Suddenly, out of nowhere, Bloomberg started spewing articles after articles on the sorry state of Getty Images. Three in a row, which is more than they did in the last 3 years combined. Fresh from insider knowledge, it reported Getty Images having poor ratings on a debt secured when purchased by the Carlyle Group as well as a 17% decline in revenue this past year. As posts after posts are now announcing the final demise of Getty Images and some are already dancing on its tomb, we thought it would be a good time to shed some light on this tea-cup storm.
Bloomberg: call me paranoid but there is something very suspicious when a financial publication suddenly publishes redundant articles on one company, especially if they never had paid any attention to it previously. Either they have a hidden agenda or they just saw clicks/sharing go through the roof and tried to capitalize on it. Either way, it is not a very ethical approach.
One of the article refers to Shutterstock and Fotolia as the reason for Getty’s gloom. While it is certain Shutterstock has taken market shares from Istock via intensive marketing, Adobe’s Fotolia, as they call it, certainly not. For one, Adobe has just finalize the acquisition a few weeks ago and has not remotely started to integrate Fotolia. Second, Fotolia, while certainly doing well is not even close to Shutterstock or Istock’s revenues. It has a strong footprint in some european countries but is hardly a player in the US for example. Let’s be serious, Fotolia has nothing to do with Getty’s 17% decline in revenue.
If the journalist of those pieces had done a little more research, he would have found that the editorial market, a big part of Getty’s revenue, is dramatically decreasing, due mainly to publishers shutting down or restructuring. ( see Time Inc). Everyone in that space ( see Abaca’s recent insolvency protection or AP images recent layoffs) is hurting.
In the commercial space, it is more likely that the proliferation of free or cheap source of content is hurting Getty. From Flickr to 500px, along with companies like Alamy, Scoopshot, EyeEm, ImageBrief, and just yesterday, Twenty20, the internet is bursting with alternative options to license images. It’s causing distraction in the marketplace.
But let’s compare apples and apples. Getty Images revenue is estimated at around $800 million a year, Shutterstock, its closest competitors, $328 Million. More than double. They are not playing in the same league.
Another point to keep in mind, and something we wrote about previously, a debt is only an issue if you have to pay it back. Getty, and Carlyle, have no pressure to reimburse this debt and it can continue delaying for decades. The reason? There is a market ( very lucrative) for buying and selling debts and the debts holders capitalize on it. Furthermore, debts can be re-negotiated. No one wants Getty to fail, otherwise they will not be able to repay the loan. Instead, they prefer to re negotiate so that at least they see some payment instead of nothing. Happens all the time.
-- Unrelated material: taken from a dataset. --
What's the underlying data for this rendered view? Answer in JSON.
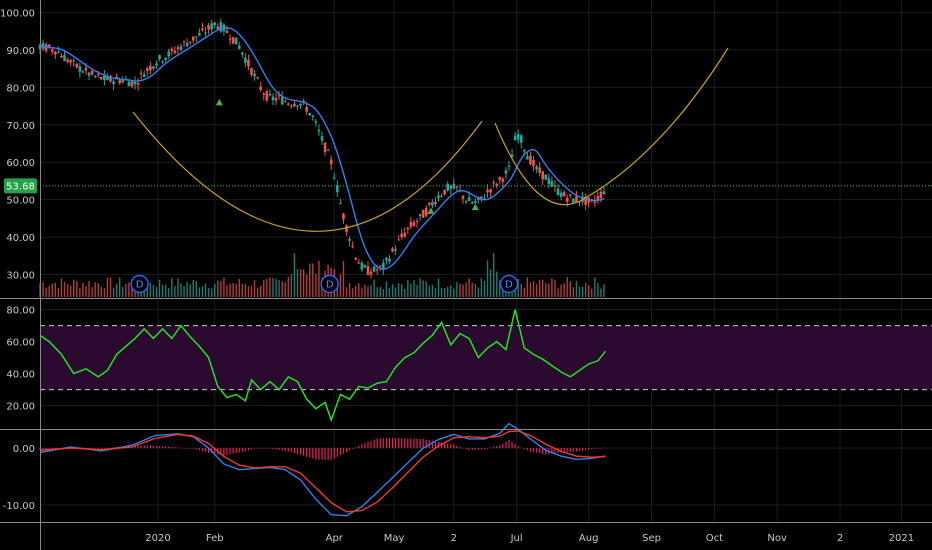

Offering 35 million images for “free” is not the reason Getty is suffering. It is not eating at their core customer base. They have yet to turn on the monetization faucet and when they do, a lot of people will be surprised at its returns.
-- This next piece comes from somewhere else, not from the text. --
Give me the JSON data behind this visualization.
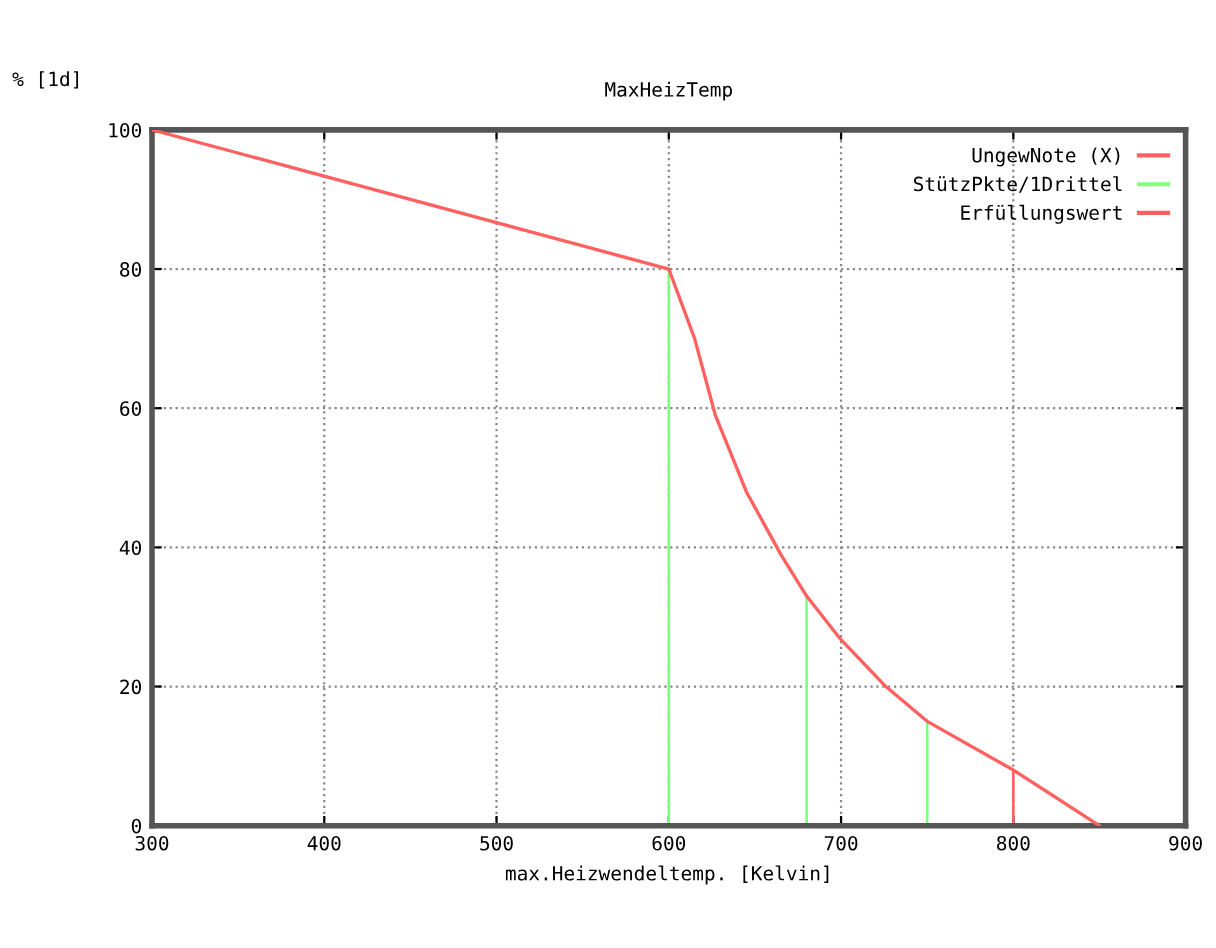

Finally, Getty Images shutting down will not see the market return to pre XXI century pricing. While Getty might have been responsible for its acceleration, it is not the driving force of this decay. They just surfed the wave. In fact, it is quite possible that if Getty Images shuts down, we will see a complete collapse of the Rights Managed market ( besides so very niche outlets). As well, in an effort to steal away from each other the remains of Getty’s massive market share, competitors in this space will open a price war the likes of which has never been seen before. Not a cosy perspective.
Regardless, Getty Images is going nowhere. If anything, they will aggressively restructure the company, maybe shedding some overweight units and look to dramatically cut operating costs ( lay offs). As we also previously wrote, Getty is pushing very hard to becoming more of a tech company and less of an image licensor. It has it eyes on Silicon Valley, not Wall Street.. While they will certainly bring the war back to Shutterstock, they will probably not do it by trying to reclaim territory but opening new ones where Shutterstock cannot follow. Being a public company, Shutterstock has its hands ties ( Getty knows that too well) and has to play a careful balancing game. Getty, even with billions in debt and poor credit rating, doesn’t care. It can forge along, experience, fail and repeat until it exits the tunnel. They have, in fact, much more to fear from an efficient Adobe, or the next smart startup than from traditional companies like Shutterstock.
The beast is not dead, just having a slight indigestion. Let’s suspend the partying.